我们考虑一个高维线性回归问题。与许多关于该主题的论文不同,我们不需要回归系数的稀疏性;相反,我们的主要结构假设是数据协方差矩阵的特征值的衰减。我们提出了一种新的估计量,称为规范阈值估计量,它以规范形式选择最大的回归系数。估计量采用显式形式,可以与LASSO和主成分回归(PCR)联系起来。对固定设计和随机设计进行了理论分析。得到了该族中特定估计量的均方误差和预测误差的界,从而清楚地说明了特征值衰减的充分条件以保证收敛。此外,我们提倡使用与样本外r2密切相关的相对误差。通过对这些相对误差的研究,提出了联合有效维数的概念,该概念将数据的协方差和回归系数同时考虑在内,描述了线性回归问题的复杂性。建立了一些极大极小下界来展示我们的方法的最优性。数值模拟结果表明,所提出的估计器与以前开发的方法相比具有良好的性能。
本文章由计算机程序翻译,如有差异,请以英文原文为准。

CANONICAL THRESHOLDING FOR NON-SPARSE HIGH-DIMENSIONAL LINEAR REGRESSION.

CANONICAL THRESHOLDING FOR NON-SPARSE HIGH-DIMENSIONAL LINEAR REGRESSION.

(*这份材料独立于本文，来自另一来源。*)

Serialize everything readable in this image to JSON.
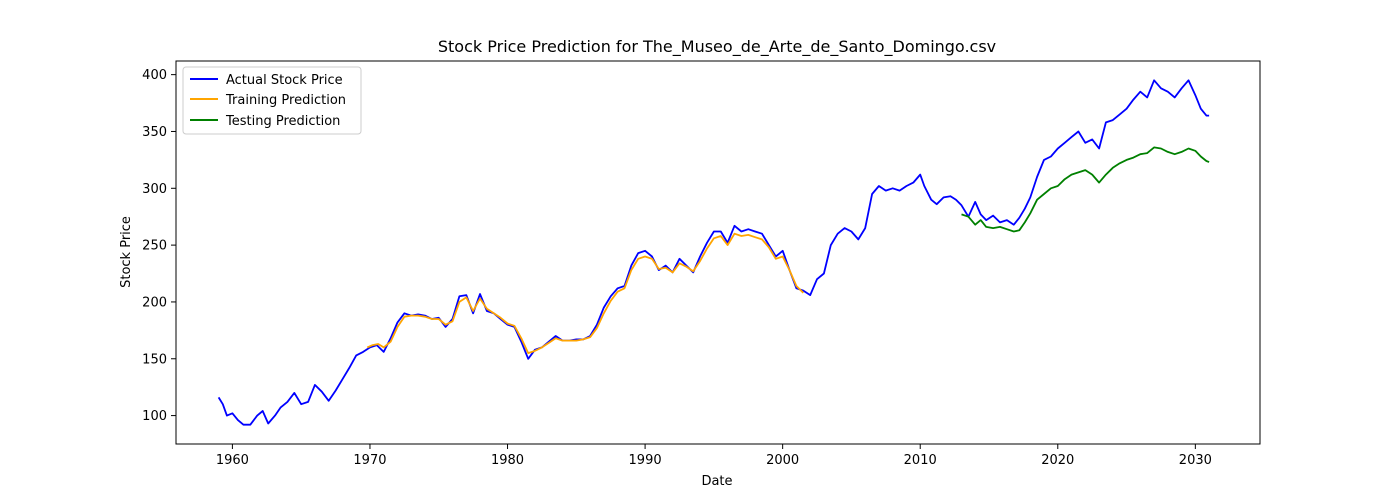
{
  "chart_data": {
    "type": "line",
    "title": "Stock Price Prediction for The_Museo_de_Arte_de_Santo_Domingo.csv",
    "xlabel": "Date",
    "ylabel": "Stock Price",
    "xlim": [
      1955.9,
      2034.7
    ],
    "ylim": [
      75,
      412
    ],
    "xticks": [
      1960,
      1970,
      1980,
      1990,
      2000,
      2010,
      2020,
      2030
    ],
    "yticks": [
      100,
      150,
      200,
      250,
      300,
      350,
      400
    ],
    "grid": false,
    "legend_position": "top-left",
    "series": [
      {
        "name": "Actual Stock Price",
        "color": "#0000ff",
        "points": [
          [
            1959.0,
            116
          ],
          [
            1959.3,
            110
          ],
          [
            1959.6,
            100
          ],
          [
            1960.0,
            102
          ],
          [
            1960.4,
            96
          ],
          [
            1960.8,
            92
          ],
          [
            1961.3,
            92
          ],
          [
            1961.8,
            100
          ],
          [
            1962.2,
            104
          ],
          [
            1962.6,
            93
          ],
          [
            1963.1,
            100
          ],
          [
            1963.5,
            107
          ],
          [
            1964.0,
            112
          ],
          [
            1964.5,
            120
          ],
          [
            1965.0,
            110
          ],
          [
            1965.5,
            112
          ],
          [
            1966.0,
            127
          ],
          [
            1966.5,
            121
          ],
          [
            1967.0,
            113
          ],
          [
            1967.5,
            122
          ],
          [
            1968.0,
            132
          ],
          [
            1968.5,
            142
          ],
          [
            1969.0,
            153
          ],
          [
            1969.5,
            156
          ],
          [
            1970.0,
            160
          ],
          [
            1970.5,
            162
          ],
          [
            1971.0,
            156
          ],
          [
            1971.5,
            168
          ],
          [
            1972.0,
            182
          ],
          [
            1972.5,
            190
          ],
          [
            1973.0,
            188
          ],
          [
            1973.5,
            189
          ],
          [
            1974.0,
            188
          ],
          [
            1974.5,
            185
          ],
          [
            1975.0,
            186
          ],
          [
            1975.5,
            178
          ],
          [
            1976.0,
            185
          ],
          [
            1976.5,
            205
          ],
          [
            1977.0,
            206
          ],
          [
            1977.5,
            190
          ],
          [
            1978.0,
            207
          ],
          [
            1978.5,
            192
          ],
          [
            1979.0,
            190
          ],
          [
            1979.5,
            185
          ],
          [
            1980.0,
            180
          ],
          [
            1980.5,
            178
          ],
          [
            1981.0,
            165
          ],
          [
            1981.5,
            150
          ],
          [
            1982.0,
            158
          ],
          [
            1982.5,
            160
          ],
          [
            1983.0,
            165
          ],
          [
            1983.5,
            170
          ],
          [
            1984.0,
            166
          ],
          [
            1984.5,
            166
          ],
          [
            1985.0,
            167
          ],
          [
            1985.5,
            167
          ],
          [
            1986.0,
            170
          ],
          [
            1986.5,
            180
          ],
          [
            1987.0,
            195
          ],
          [
            1987.5,
            205
          ],
          [
            1988.0,
            212
          ],
          [
            1988.5,
            214
          ],
          [
            1989.0,
            232
          ],
          [
            1989.5,
            243
          ],
          [
            1990.0,
            245
          ],
          [
            1990.5,
            240
          ],
          [
            1991.0,
            228
          ],
          [
            1991.5,
            232
          ],
          [
            1992.0,
            226
          ],
          [
            1992.5,
            238
          ],
          [
            1993.0,
            232
          ],
          [
            1993.5,
            226
          ],
          [
            1994.0,
            240
          ],
          [
            1994.5,
            252
          ],
          [
            1995.0,
            262
          ],
          [
            1995.5,
            262
          ],
          [
            1996.0,
            252
          ],
          [
            1996.5,
            267
          ],
          [
            1997.0,
            262
          ],
          [
            1997.5,
            264
          ],
          [
            1998.0,
            262
          ],
          [
            1998.5,
            260
          ],
          [
            1999.0,
            250
          ],
          [
            1999.5,
            240
          ],
          [
            2000.0,
            245
          ],
          [
            2000.5,
            228
          ],
          [
            2001.0,
            212
          ],
          [
            2001.5,
            210
          ],
          [
            2002.0,
            206
          ],
          [
            2002.5,
            220
          ],
          [
            2003.0,
            225
          ],
          [
            2003.5,
            250
          ],
          [
            2004.0,
            260
          ],
          [
            2004.5,
            265
          ],
          [
            2005.0,
            262
          ],
          [
            2005.5,
            255
          ],
          [
            2006.0,
            265
          ],
          [
            2006.5,
            295
          ],
          [
            2007.0,
            302
          ],
          [
            2007.5,
            298
          ],
          [
            2008.0,
            300
          ],
          [
            2008.5,
            298
          ],
          [
            2009.0,
            302
          ],
          [
            2009.5,
            305
          ],
          [
            2010.0,
            312
          ],
          [
            2010.3,
            302
          ],
          [
            2010.8,
            290
          ],
          [
            2011.2,
            286
          ],
          [
            2011.7,
            292
          ],
          [
            2012.2,
            293
          ],
          [
            2012.6,
            290
          ],
          [
            2013.0,
            285
          ],
          [
            2013.5,
            275
          ],
          [
            2014.0,
            288
          ],
          [
            2014.4,
            277
          ],
          [
            2014.8,
            272
          ],
          [
            2015.3,
            276
          ],
          [
            2015.8,
            270
          ],
          [
            2016.3,
            272
          ],
          [
            2016.8,
            268
          ],
          [
            2017.2,
            274
          ],
          [
            2017.6,
            282
          ],
          [
            2018.0,
            292
          ],
          [
            2018.5,
            310
          ],
          [
            2019.0,
            325
          ],
          [
            2019.5,
            328
          ],
          [
            2020.0,
            335
          ],
          [
            2020.5,
            340
          ],
          [
            2021.0,
            345
          ],
          [
            2021.5,
            350
          ],
          [
            2022.0,
            340
          ],
          [
            2022.5,
            343
          ],
          [
            2023.0,
            335
          ],
          [
            2023.5,
            358
          ],
          [
            2024.0,
            360
          ],
          [
            2024.5,
            365
          ],
          [
            2025.0,
            370
          ],
          [
            2025.5,
            378
          ],
          [
            2026.0,
            385
          ],
          [
            2026.5,
            380
          ],
          [
            2027.0,
            395
          ],
          [
            2027.5,
            388
          ],
          [
            2028.0,
            385
          ],
          [
            2028.5,
            380
          ],
          [
            2029.0,
            388
          ],
          [
            2029.5,
            395
          ],
          [
            2030.0,
            382
          ],
          [
            2030.4,
            370
          ],
          [
            2030.8,
            364
          ],
          [
            2031.0,
            364
          ]
        ]
      },
      {
        "name": "Training Prediction",
        "color": "#ffa500",
        "points": [
          [
            1969.8,
            160
          ],
          [
            1970.2,
            162
          ],
          [
            1970.6,
            163
          ],
          [
            1971.0,
            160
          ],
          [
            1971.5,
            165
          ],
          [
            1972.0,
            178
          ],
          [
            1972.5,
            187
          ],
          [
            1973.0,
            188
          ],
          [
            1973.5,
            188
          ],
          [
            1974.0,
            187
          ],
          [
            1974.5,
            185
          ],
          [
            1975.0,
            185
          ],
          [
            1975.5,
            180
          ],
          [
            1976.0,
            183
          ],
          [
            1976.5,
            200
          ],
          [
            1977.0,
            204
          ],
          [
            1977.5,
            192
          ],
          [
            1978.0,
            203
          ],
          [
            1978.5,
            194
          ],
          [
            1979.0,
            190
          ],
          [
            1979.5,
            186
          ],
          [
            1980.0,
            181
          ],
          [
            1980.5,
            179
          ],
          [
            1981.0,
            168
          ],
          [
            1981.5,
            155
          ],
          [
            1982.0,
            157
          ],
          [
            1982.5,
            160
          ],
          [
            1983.0,
            164
          ],
          [
            1983.5,
            168
          ],
          [
            1984.0,
            166
          ],
          [
            1984.5,
            166
          ],
          [
            1985.0,
            166
          ],
          [
            1985.5,
            167
          ],
          [
            1986.0,
            169
          ],
          [
            1986.5,
            177
          ],
          [
            1987.0,
            190
          ],
          [
            1987.5,
            201
          ],
          [
            1988.0,
            209
          ],
          [
            1988.5,
            212
          ],
          [
            1989.0,
            228
          ],
          [
            1989.5,
            238
          ],
          [
            1990.0,
            240
          ],
          [
            1990.5,
            238
          ],
          [
            1991.0,
            229
          ],
          [
            1991.5,
            230
          ],
          [
            1992.0,
            226
          ],
          [
            1992.5,
            234
          ],
          [
            1993.0,
            231
          ],
          [
            1993.5,
            227
          ],
          [
            1994.0,
            236
          ],
          [
            1994.5,
            247
          ],
          [
            1995.0,
            256
          ],
          [
            1995.5,
            258
          ],
          [
            1996.0,
            250
          ],
          [
            1996.5,
            260
          ],
          [
            1997.0,
            258
          ],
          [
            1997.5,
            259
          ],
          [
            1998.0,
            257
          ],
          [
            1998.5,
            255
          ],
          [
            1999.0,
            248
          ],
          [
            1999.5,
            238
          ],
          [
            2000.0,
            240
          ],
          [
            2000.5,
            228
          ],
          [
            2001.0,
            214
          ],
          [
            2001.5,
            208
          ]
        ]
      },
      {
        "name": "Testing Prediction",
        "color": "#008000",
        "points": [
          [
            2013.0,
            277
          ],
          [
            2013.5,
            275
          ],
          [
            2014.0,
            268
          ],
          [
            2014.4,
            272
          ],
          [
            2014.8,
            266
          ],
          [
            2015.3,
            265
          ],
          [
            2015.8,
            266
          ],
          [
            2016.3,
            264
          ],
          [
            2016.8,
            262
          ],
          [
            2017.2,
            263
          ],
          [
            2017.6,
            270
          ],
          [
            2018.0,
            278
          ],
          [
            2018.5,
            290
          ],
          [
            2019.0,
            295
          ],
          [
            2019.5,
            300
          ],
          [
            2020.0,
            302
          ],
          [
            2020.5,
            308
          ],
          [
            2021.0,
            312
          ],
          [
            2021.5,
            314
          ],
          [
            2022.0,
            316
          ],
          [
            2022.5,
            312
          ],
          [
            2023.0,
            305
          ],
          [
            2023.5,
            312
          ],
          [
            2024.0,
            318
          ],
          [
            2024.5,
            322
          ],
          [
            2025.0,
            325
          ],
          [
            2025.5,
            327
          ],
          [
            2026.0,
            330
          ],
          [
            2026.5,
            331
          ],
          [
            2027.0,
            336
          ],
          [
            2027.5,
            335
          ],
          [
            2028.0,
            332
          ],
          [
            2028.5,
            330
          ],
          [
            2029.0,
            332
          ],
          [
            2029.5,
            335
          ],
          [
            2030.0,
            333
          ],
          [
            2030.4,
            328
          ],
          [
            2030.8,
            324
          ],
          [
            2031.0,
            323
          ]
        ]
      }
    ]
  }
}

We consider a high-dimensional linear regression problem. Unlike many papers on the topic, we do not require sparsity of the regression coefficients; instead, our main structural assumption is a decay of eigenvalues of the covariance matrix of the data. We propose a new family of estimators, called the canonical thresholding estimators, which pick largest regression coefficients in the canonical form. The estimators admit an explicit form and can be linked to LASSO and Principal Component Regression (PCR). A theoretical analysis for both fixed design and random design settings is provided. Obtained bounds on the mean squared error and the prediction error of a specific estimator from the family allow to clearly state sufficient conditions on the decay of eigenvalues to ensure convergence. In addition, we promote the use of the relative errors, strongly linked with the out-of-sample R 2. The study of these relative errors leads to a new concept of joint effective dimension, which incorporates the covariance of the data and the regression coefficients simultaneously, and describes the complexity of a linear regression problem. Some minimax lower bounds are established to showcase the optimality of our procedure. Numerical simulations confirm good performance of the proposed estimators compared to the previously developed methods.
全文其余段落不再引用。